If the gene library does not contain a suitable sequence, it may lead to the breakdown of chromosome walk. In this situation, a technique called chromosome jumping can be used. Chromosome jumping can also be used when the ‘walk’ distance is quite large, e.g., positional cloning from a relatively distant start point. When DNA is circularized or cloned into a cosmid vector, the opposite ends of the long DNA fragment come together. Without mapping the entire DNA, the end fragments can be used as successive probes to screen a library. This can allow the isolation of clones that are around 50kb from each other, so producing a more rapid ‘walk’.

Conclusion

After the preparation of a suitable gene library, several procedures can be employed to attempt the identification of the desired clone. Hybridization probing is one of the important techniques for clone identification.

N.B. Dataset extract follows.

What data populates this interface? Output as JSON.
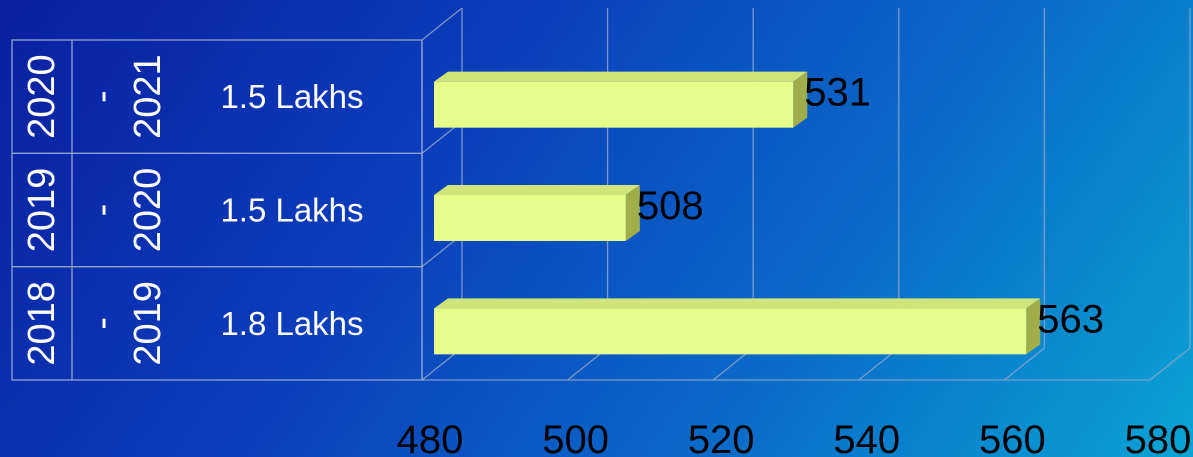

Colony and plaque hybridization is a method of selection of bacterial colonies with desired genes through cloning and transfer. Colony hybridization begins with the extraction of a DNA segment containing a specific gene and inserting it into a bacteria plasmid through recombination. In 1975, Grunstein and Hogness developed a screening procedure to detect DNA sequences in transformed bacterial colonies or bacteriophage plaques by hybridization in situ with a radioactive probe.

Small amounts of proteins made in a bacterial cell can be detected through immunological screening. Chromosome walking is a technique used to isolate and clone a particular gene or allele through positional cloning. It is widely used for the discovery of new genes and chromosome sequencing.